I would encourage people to think what happens next?
What happens beyond this episode and setting?
How does this experience extend and connect with characters lives further into the future (and how can we as designers support the making of these connections and their sustenance)?
Overly complicating ideas as only academics can do …
Fig. 1. The interactions and resources of the Zone of Available Assistance ZAA (Luckin, 2010 p92).
“The ZAA describes the variety of resources within a learner’s world that could provide different qualities and quantities of assistance and that may be available to a learner at a particular time”. (Luckin 2010 p 28)
What is the difference between “Ecology of Resources” and Lave and Wenger’s “Situated Learning”?
The Ecology of Resources (EoR) is a design framework that supports us in designing learning experiences that take into account the learner’s context (it provides a method for modelling the learner’s context in terms of people. tools, environment, knowledge and skills to be constructed, and the learner’s knowledge, motivation, etc). The EoR does not specify that we design for learning in authentic contexts (i.e. contexts where the knowledge would be applied – as situated learning discusses). We might be designing a classroom experience. But modelling the learner’s context through the EoR helps us design that classroom experience so that it is not an isolated, abstract one, but an experience that is connected to other resources (people, tools, etc) in the learner’s context. For example, the learner might come across relevant knowledge/skills/learning outside of the classroom, and with careful design we could create connections to those experiences.
Katerina Avramides (OLDS MOOC 2013 18 Jan 2013)
Uncovering the potentially helpful resources learners and designers can draw requires investigation of context.
Cloudworks forces an asynchronous conversation while other platforms permit something that can be close to synchronous.

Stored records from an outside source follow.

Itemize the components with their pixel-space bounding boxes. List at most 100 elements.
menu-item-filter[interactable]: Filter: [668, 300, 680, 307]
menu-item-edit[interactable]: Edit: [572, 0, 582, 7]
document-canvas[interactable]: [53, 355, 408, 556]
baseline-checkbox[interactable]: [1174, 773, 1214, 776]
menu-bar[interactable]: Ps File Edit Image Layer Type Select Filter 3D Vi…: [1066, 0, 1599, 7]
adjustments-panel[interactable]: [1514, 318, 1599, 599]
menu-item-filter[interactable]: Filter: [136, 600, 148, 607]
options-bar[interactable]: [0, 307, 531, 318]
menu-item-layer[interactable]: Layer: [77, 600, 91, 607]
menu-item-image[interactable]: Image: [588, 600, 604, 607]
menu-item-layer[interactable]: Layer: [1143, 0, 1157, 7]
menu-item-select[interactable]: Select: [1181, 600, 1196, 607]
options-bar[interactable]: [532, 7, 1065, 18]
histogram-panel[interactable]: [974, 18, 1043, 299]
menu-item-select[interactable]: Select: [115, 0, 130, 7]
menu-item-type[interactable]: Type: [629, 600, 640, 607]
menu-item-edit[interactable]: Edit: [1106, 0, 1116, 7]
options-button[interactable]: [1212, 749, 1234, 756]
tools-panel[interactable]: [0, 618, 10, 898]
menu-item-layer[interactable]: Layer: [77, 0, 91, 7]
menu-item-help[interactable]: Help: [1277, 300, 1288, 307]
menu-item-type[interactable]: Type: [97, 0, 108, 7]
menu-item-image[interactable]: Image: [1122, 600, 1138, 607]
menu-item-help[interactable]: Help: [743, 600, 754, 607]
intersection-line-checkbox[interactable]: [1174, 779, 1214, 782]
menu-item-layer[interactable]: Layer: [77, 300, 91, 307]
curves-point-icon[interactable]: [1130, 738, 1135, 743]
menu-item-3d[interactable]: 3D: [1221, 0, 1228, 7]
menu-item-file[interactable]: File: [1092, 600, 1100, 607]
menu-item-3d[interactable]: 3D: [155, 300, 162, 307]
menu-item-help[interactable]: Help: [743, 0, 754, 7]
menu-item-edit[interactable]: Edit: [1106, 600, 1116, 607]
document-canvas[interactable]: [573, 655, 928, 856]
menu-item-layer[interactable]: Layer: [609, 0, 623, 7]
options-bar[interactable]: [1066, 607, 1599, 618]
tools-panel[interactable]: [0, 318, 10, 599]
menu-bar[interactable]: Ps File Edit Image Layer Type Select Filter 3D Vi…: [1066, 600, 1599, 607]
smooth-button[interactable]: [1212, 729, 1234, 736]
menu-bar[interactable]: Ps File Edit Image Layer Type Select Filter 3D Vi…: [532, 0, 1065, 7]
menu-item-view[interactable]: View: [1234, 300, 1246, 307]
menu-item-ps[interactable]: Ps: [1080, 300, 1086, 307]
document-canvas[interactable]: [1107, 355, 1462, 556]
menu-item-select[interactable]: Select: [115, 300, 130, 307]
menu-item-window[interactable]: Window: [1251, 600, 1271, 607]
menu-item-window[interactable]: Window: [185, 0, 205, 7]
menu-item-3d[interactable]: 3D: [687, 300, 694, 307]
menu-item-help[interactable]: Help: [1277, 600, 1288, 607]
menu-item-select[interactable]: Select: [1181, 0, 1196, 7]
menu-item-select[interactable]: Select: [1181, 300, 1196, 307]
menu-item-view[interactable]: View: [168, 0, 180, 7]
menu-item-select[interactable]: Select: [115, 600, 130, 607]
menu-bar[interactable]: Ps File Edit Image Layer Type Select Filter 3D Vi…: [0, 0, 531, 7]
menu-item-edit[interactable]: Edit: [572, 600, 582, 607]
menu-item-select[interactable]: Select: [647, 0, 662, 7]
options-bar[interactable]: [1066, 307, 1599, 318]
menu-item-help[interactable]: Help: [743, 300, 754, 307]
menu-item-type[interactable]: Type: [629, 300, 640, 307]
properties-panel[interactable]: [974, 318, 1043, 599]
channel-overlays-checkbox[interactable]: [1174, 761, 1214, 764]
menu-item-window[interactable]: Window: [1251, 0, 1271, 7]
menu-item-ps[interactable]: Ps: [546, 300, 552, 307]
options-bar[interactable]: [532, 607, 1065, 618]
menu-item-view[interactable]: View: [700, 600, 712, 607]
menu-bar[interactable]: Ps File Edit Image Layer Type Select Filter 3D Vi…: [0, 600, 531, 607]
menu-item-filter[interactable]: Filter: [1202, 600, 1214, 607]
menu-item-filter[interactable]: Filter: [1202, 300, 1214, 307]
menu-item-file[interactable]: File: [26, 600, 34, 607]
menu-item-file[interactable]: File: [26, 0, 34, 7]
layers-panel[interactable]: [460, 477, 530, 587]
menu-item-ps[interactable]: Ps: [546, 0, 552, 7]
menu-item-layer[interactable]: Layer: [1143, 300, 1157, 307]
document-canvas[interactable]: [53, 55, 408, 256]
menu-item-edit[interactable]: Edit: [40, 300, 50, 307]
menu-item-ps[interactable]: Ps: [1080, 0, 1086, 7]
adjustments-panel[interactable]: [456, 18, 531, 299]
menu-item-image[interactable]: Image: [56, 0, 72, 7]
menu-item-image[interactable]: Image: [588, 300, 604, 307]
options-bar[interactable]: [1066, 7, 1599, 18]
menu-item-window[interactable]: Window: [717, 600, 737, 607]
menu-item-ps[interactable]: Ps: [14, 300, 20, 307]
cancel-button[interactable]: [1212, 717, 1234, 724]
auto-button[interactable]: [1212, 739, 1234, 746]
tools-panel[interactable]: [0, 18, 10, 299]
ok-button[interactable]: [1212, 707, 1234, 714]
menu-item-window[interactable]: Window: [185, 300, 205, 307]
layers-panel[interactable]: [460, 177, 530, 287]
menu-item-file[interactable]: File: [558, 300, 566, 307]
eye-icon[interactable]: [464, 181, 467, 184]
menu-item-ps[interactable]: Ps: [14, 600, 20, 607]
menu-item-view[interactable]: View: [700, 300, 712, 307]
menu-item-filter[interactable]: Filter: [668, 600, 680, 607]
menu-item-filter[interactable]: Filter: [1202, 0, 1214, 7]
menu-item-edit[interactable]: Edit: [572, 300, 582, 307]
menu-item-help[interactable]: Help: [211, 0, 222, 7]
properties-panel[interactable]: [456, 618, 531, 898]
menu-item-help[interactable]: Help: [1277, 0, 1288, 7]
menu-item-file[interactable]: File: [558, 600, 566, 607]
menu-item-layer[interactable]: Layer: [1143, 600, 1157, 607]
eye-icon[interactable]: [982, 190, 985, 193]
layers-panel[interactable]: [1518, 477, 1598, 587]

My experience of three years as a post graduate on the OU MAODE … and before that a decade in e-learning, that messaging, and Twitter and any platform where you can express thoughts in your own time, but have a response soon after is far better than emptying the contents of your head onto the bird table and waiting for others to come and pick at it … or not. I found in Cloudworks, using it a year ago, that I might place all kinds of ‘gems’ about the place and get no response. Looking at the views and comments on e-learning gurus such as Grainne Conole I concluded that far from being clouds (wishful thinking) we were in a desert bereft of precipitation.
Give me a jungle, as a metaphor for a learning ecosystem any day.
REFERENCE
Luckin, R. (2010) Re-designing Learning Contexts Technology-rich, learner-centred ecologies. Routledge.